While the company waits to develop its own pharmaceuticals it plans to import and distribute those of its largest shareholder, Canopy Growth Corporation. Canopy is the biggest producer of medical cannabis in North America, and its CEO, Bruce Linton is a non-executive director of Auscann.
Auscann has also entered into another strategic partnership with Chilean not-for-profit alternative therapy organisation Fundaciόn Daya. Their joint venture, DayaCann, has secured its second cultivation license and has just planted its second marijuana crop at its 30 hectare facility located south of Santiago.
Finally, Auscann has also only recently signed a distribution agreement with Australian Pharmaceutical Industries (ASX:API), which could see API stocking Auscann's cannabinoid medicines in its 5,700 pharmacies located throughout Australia.
The first half of FY18 also brought good news for the cannabis industry as a whole, with the Federal Government announcing that it would allow Australian companies to export cannabis-based medicines.
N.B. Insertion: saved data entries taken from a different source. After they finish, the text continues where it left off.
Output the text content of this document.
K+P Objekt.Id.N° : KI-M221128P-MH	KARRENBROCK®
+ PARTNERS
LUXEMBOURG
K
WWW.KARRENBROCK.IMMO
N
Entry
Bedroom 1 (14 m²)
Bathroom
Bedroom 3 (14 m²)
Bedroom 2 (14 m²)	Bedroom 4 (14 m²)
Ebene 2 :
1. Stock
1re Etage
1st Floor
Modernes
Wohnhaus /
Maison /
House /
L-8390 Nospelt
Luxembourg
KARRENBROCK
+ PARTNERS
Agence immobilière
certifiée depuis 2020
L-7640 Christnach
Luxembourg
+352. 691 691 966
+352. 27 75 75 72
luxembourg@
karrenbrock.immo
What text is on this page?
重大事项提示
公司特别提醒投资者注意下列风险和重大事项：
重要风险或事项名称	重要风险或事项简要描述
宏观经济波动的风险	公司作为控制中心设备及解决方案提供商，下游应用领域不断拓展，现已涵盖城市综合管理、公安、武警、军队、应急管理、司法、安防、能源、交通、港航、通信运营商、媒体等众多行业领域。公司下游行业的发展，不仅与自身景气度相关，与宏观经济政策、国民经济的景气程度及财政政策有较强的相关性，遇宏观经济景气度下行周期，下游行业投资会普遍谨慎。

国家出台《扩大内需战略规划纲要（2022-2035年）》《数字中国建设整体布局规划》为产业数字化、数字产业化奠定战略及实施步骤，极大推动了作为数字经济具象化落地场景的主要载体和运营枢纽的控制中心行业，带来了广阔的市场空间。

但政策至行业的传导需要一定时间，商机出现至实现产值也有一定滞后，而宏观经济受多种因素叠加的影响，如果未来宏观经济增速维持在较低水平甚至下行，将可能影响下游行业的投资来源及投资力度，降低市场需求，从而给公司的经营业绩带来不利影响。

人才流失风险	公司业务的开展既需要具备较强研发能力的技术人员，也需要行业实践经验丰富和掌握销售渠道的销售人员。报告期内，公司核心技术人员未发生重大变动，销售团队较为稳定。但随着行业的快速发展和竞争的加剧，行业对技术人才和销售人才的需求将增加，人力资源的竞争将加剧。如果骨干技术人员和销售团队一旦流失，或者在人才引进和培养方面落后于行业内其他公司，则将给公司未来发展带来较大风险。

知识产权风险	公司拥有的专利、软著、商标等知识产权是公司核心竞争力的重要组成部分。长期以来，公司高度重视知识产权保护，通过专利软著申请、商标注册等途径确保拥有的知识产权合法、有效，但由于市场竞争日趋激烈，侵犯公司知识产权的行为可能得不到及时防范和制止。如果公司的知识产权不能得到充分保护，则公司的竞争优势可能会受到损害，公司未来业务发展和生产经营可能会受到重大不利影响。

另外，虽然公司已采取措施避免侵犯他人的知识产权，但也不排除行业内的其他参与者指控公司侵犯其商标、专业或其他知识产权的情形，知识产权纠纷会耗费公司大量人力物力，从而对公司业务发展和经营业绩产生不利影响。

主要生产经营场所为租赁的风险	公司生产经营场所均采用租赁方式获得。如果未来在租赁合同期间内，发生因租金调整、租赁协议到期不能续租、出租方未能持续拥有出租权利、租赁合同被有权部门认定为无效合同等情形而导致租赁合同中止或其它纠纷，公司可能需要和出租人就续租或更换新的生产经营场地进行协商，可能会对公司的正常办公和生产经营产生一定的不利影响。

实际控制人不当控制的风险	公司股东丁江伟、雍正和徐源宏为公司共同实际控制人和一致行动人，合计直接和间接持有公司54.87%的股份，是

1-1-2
This was great news for Auscann as, along with Cann Group Ltd (ASX: CAN), it is one of the only two ASX-listed cannabis companies actively developing its domestic Australian operations. Most other companies in the cannabis space, like MMJ Phytotech Ltd (ASX: MMJ) and Creso Pharma Ltd (ASX: CPH), are concentrating on their overseas operations, targeting the Canadian market in particular.
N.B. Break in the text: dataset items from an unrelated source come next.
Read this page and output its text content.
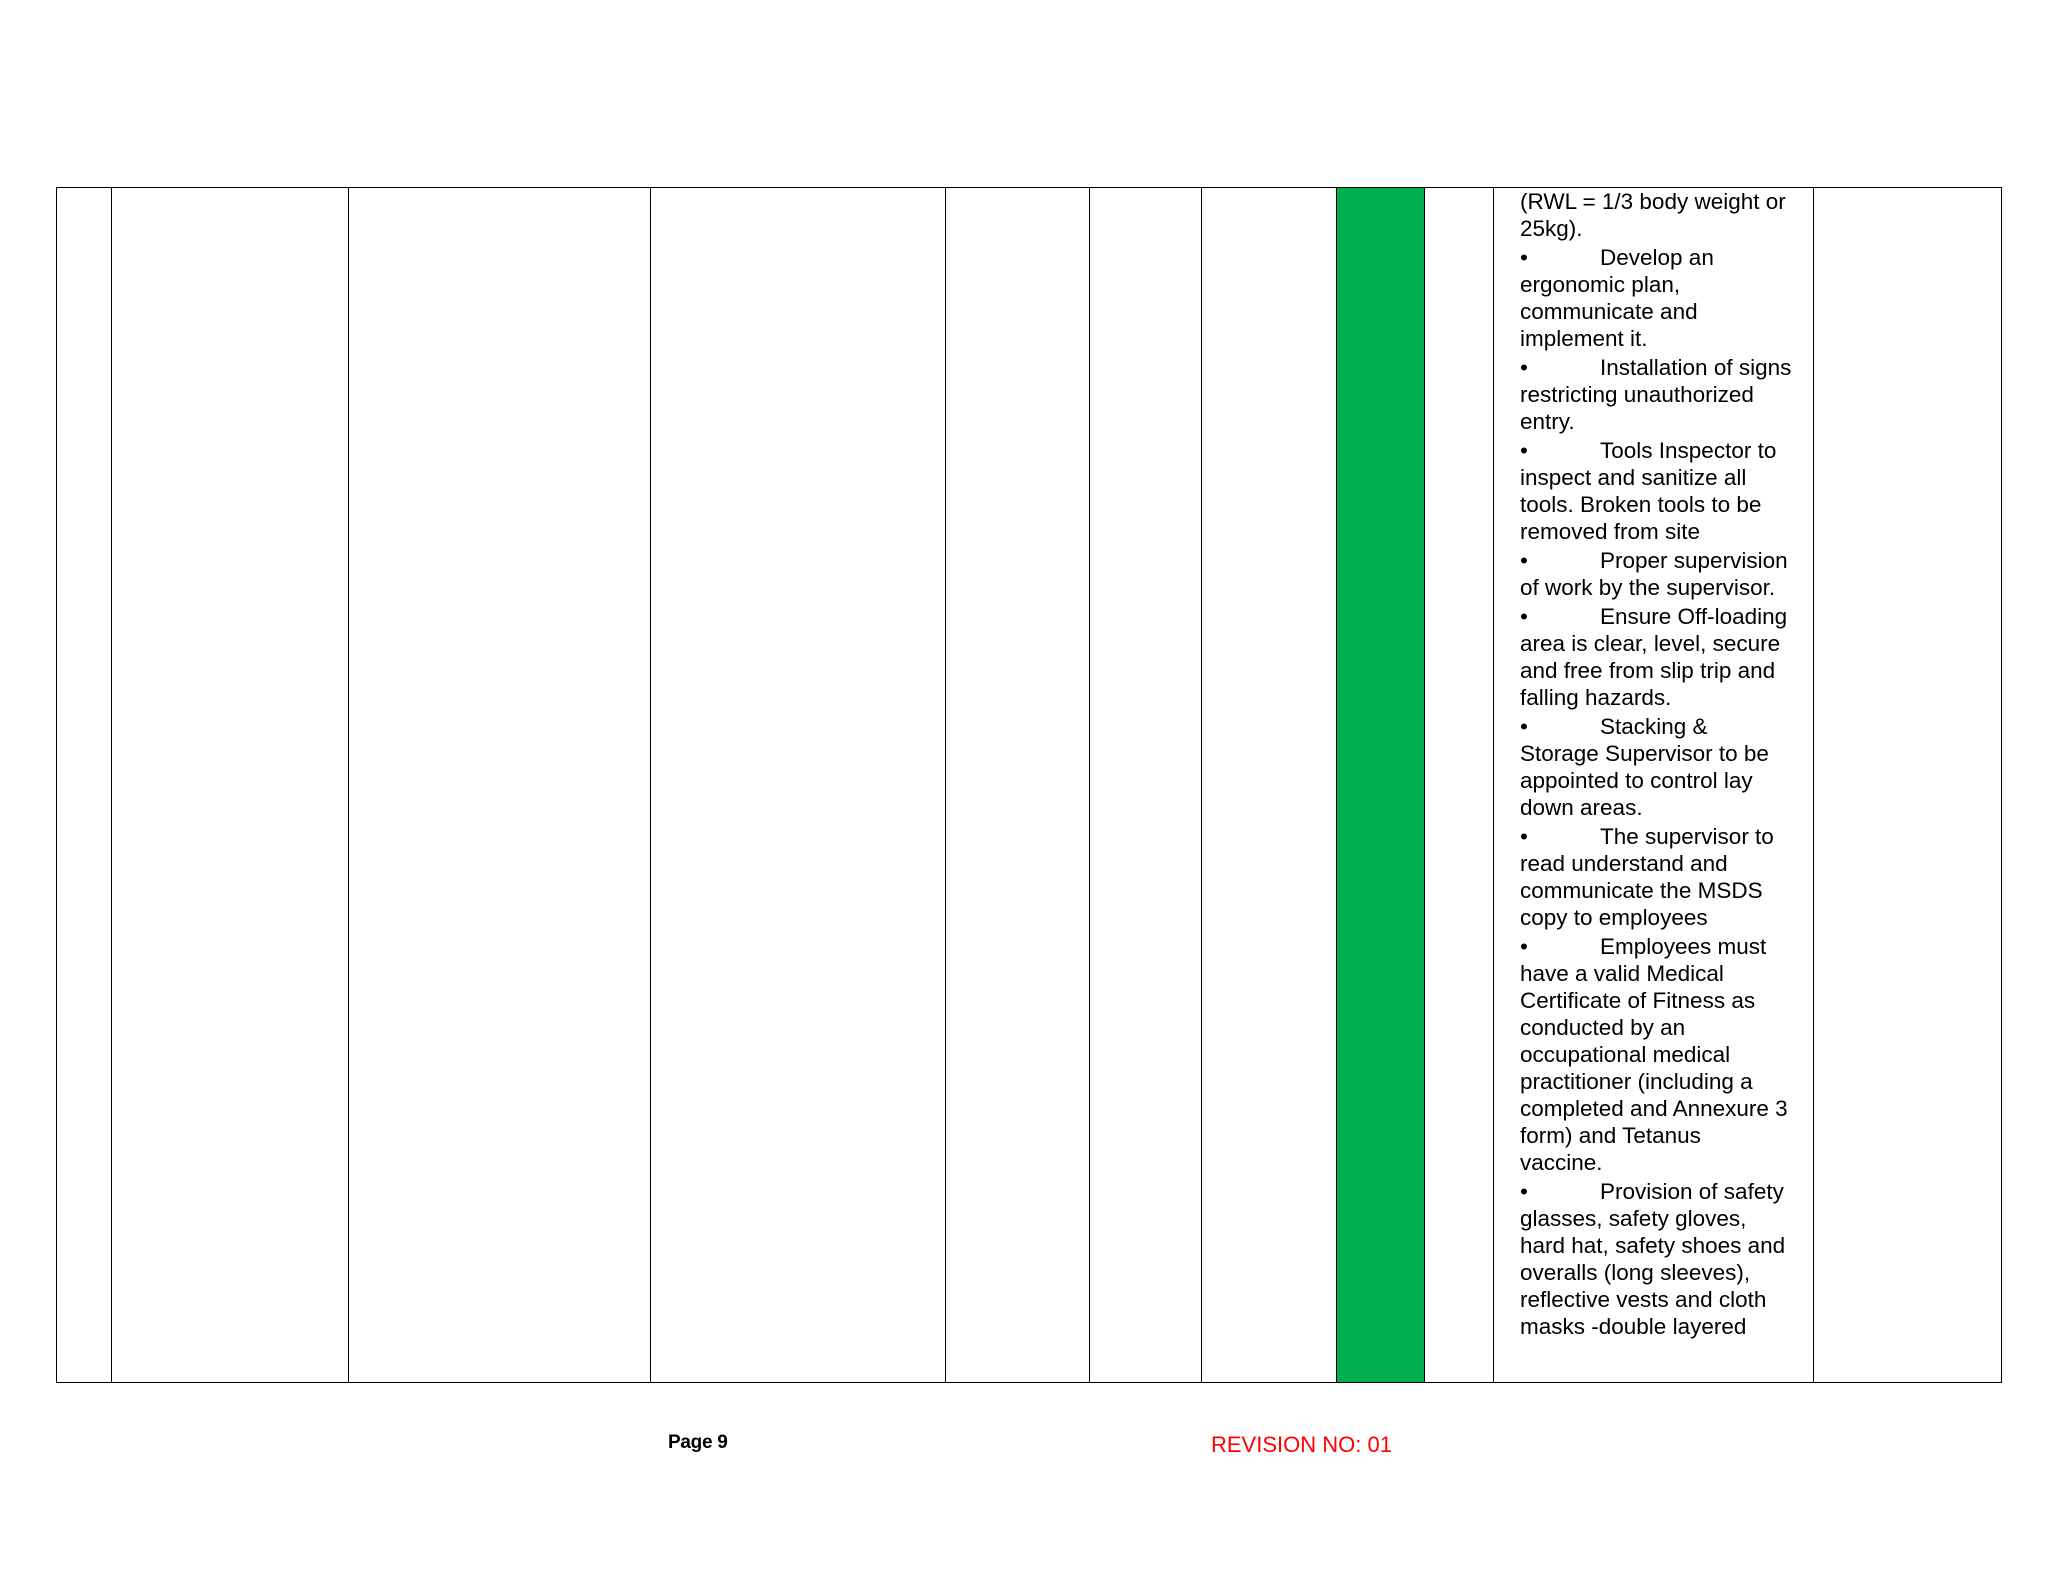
(RWL = 1/3 body weight or
25kg).
•	Develop an
ergonomic plan,
communicate and
implement it.
•	Installation of signs
restricting unauthorized
entry.
•	Tools Inspector to
inspect and sanitize all
tools. Broken tools to be
removed from site
•	Proper supervision
of work by the supervisor.
•	Ensure Off-loading
area is clear, level, secure
and free from slip trip and
falling hazards.
•	Stacking &
Storage Supervisor to be
appointed to control lay
down areas.
•	The supervisor to
read understand and
communicate the MSDS
copy to employees
•	Employees must
have a valid Medical
Certificate of Fitness as
conducted by an
occupational medical
practitioner (including a
completed and Annexure 3
form) and Tetanus
vaccine.
•	Provision of safety
glasses, safety gloves,
hard hat, safety shoes and
overalls (long sleeves),
reflective vests and cloth
masks -double layered

Page 9	REVISION NO: 01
This means that Auscann and Cann Group might end up being the only two key exporters of Australian-grown medicinal cannabis products in the short-term.
Foolish takeaway
Auscann's share price slid 1.7% lower to $1.47 on the day its results were released, which is a disappointing result – especially for shareholders like me. But I can understand the lukewarm response.
Despite reporting on a series of positive developments and strategic partnerships – which could set the company up for a breakout second half in an increasingly favourable regulatory landscape – there was nothing in the annual report that the market didn't already know. This basically means that any positive developments Auscann disclosed in its operational review were already baked into its share price.
Auscann is yet to start generating any revenues from its core operations (all its revenues come from interest), so it is unable to deliver the positive earnings surprise that often causes sharp jumps in a company's share price on the day its results are released.
Without any meaningful revenues or new information, Auscann has failed to inject any life into its share price – but it still remains a company to watch closely if you're interested in the medical cannabis sector.